Dengan wajahnya yang cemberut, Kimberly meraih tangan Nathan dan menariknya. Kali ini Nathan bisa langsung berdiri. Tapi karena terlalu cepat. Wajah mereka berdua kembali beradu sekali lagi. kali ini Kimberly langsung mundur sehingga tak terjadi hal yang tak diinginkan.

"Maaf," kata Kimberly.

"Ada apa? Kenapa kau meminta maaf?"

Nathan melihat ke sekeliling. Tempat itu sekarang berantakan. Air yang dipanaskan oleh Kimberly jatuh ke mana-mana. Hingga membuat lantai dapur basah.

"Bersihkan sebelum ibumu pulang. Aku akan minum sesuatu yang ada di kulkas saja," ucap Nathan dengan santai.

"Hei, ini kan rumahku. Kenapa kau memerintahku?" ucap kembali tak terima karena Nathan bersikap seolah-olah Ia adalah tuan rumah di tempat ini.

Nathan berbalik lalu menatap ke arah Kimberly. "Kau ingin ibumu marah, saat dia pulang dan melihat semua kekacauan ini?" ucap Nathan dengan senyumnya yang membuat Kimberly kembali muak. "Sudah untung kau kuselamatkan. kalau tidak, kakimu akan melepuh."

Ucapan Nathan benar. Kalau bukan karena Nathan, entah apa yang terjadi dengan kaki Kimberly yang mulus itu. Tetapi tetap saja, ia tak bisa menerima sikap Nathan begitu saja.

Kimberly lantas mulai membersihkan dapur. Ia mengambil alat pel yang ada di belakang rumah. Dan kemudian Kimberly membersihkan dapur dari genangan air. Sementara Nathan dengan santainya memilih-milih air minum yang ada di kulkas.

"Apa tak ada sesuatu yang lain selain cola?" tanya Nathan. "Apa ibumu tak pernah punya bir?"

"Aku melarangnya minum. Sudah enam bulan ini," kata Kimberly sambil membersihkan lantai dapur.

"Kenapa?" tanya Nathan si raya mengambil dua kaleng Cola dari dalam kulkas, lalu berjalan ke meja makan yang ada di dapur.

"Dia sempat kecanduan setelah ayah meninggal," jawab Kimberly datar.

Nathan membuka salah satu kaleng Cola lalu menenggaknya seraya menatap wajah Kimberly yang sangat datar saat menceritakan tentang kondisi ibunya.

"Bagaimana ayahmu meninggal?" tanya Nathan.

"Entahlah.
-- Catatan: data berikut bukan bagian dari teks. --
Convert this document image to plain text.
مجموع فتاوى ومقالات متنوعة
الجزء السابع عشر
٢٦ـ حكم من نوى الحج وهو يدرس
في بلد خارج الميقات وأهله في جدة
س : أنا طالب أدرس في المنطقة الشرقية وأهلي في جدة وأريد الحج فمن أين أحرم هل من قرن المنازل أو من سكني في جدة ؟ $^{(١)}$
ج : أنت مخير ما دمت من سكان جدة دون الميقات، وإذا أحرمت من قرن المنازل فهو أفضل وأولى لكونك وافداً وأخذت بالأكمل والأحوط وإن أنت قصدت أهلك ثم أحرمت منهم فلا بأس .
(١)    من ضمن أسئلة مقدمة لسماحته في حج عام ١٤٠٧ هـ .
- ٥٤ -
Aku juga tak tahu. Dia meninggal saat di tempat kerja. Yang tahu hanya teman-temannya di perusahaan," jawab Kimberly.

"Apa ayahmu menderita penyakit mematikan?" tanya Nathan.

"Ayahku adalah orang yang paling sehat sedunia. Dia bahkan tak pernah merokok dan hanya minum alkohol sesekali dalam seminggu."

"Ayahmu berbeda sekali dengan ayahku. Karena dia adalah pemilik perusahaan wine, tentu saja dia harus selalu mencicipi wine yang dia produksi sendiri. Dan juga untuk membandingkannya dengan merek perusahaan lain," sahut Nathan.

"Dan aku sangat bersyukur, ibuku tak harus bekerja di sana," kata Kimberly begitu yakin.

Nathan tiba-tiba tersendak saat kembali mengatakan hal itu. Ia tahu, kalau ibunya Kimberly bekerja di rumahnya sebagai pelayan pribadi. Dan sekarang Nathan menyadari ternyata Kimberly tak tahu, kalau ibunya–Viona bekerja di rumahnya.

"Ibumu bekerja di mana?" tanya Nathan mencoba membuka topik pembicaraan.

"Entah. Katanya di kantor penerbitan atau apalah," jawab Kimberly.

Nathan terkekeh mendengar jawaban Kimberly. Ia tahu betul tidak ada kantor penerbitan di kota ini. Setiap koran yang terbit datangnya dari kota sebelah. Yaitu kota Y. Itu pun terkadang terlambat satu hari. Karena setiap koran yang masuk harus melalui jalanan yang cukup jauh melewati jembatan dan pegunungan. pengiriman di kota ini tidak selancar pengiriman di kota besar.

"Apa ceritaku lucu menurutmu?" Kimberly begitu kesal karena merasa Nathan sudah mengoloknya.

"Tidak," jawab Nathan masih sambil terkekeh. "Aku hanya penasaran kantor penerbitan macam apa yang sekarang menjadi tempat kerja ibumu."

"Ibuku pernah menjadi pembawa acara berita, sebelum menikah dengan ayah. Mungkin kau akan tahu, kalau melihat televisi zaman dulu," kata Kimberly. Saat ini, ia baru saja selesai membersihkan dapur dan hendak menaruh alat pel dan ember di belakang rumah lagi.

Setelah selesai, Kimberly menghampiri Nathan dan duduk di sampingnya. Ia menatap ke arah Cola yang ditengah diminum oleh Nathan. "Kau tak melihat tanggal kadaluarsanya?" tanya Kimberly.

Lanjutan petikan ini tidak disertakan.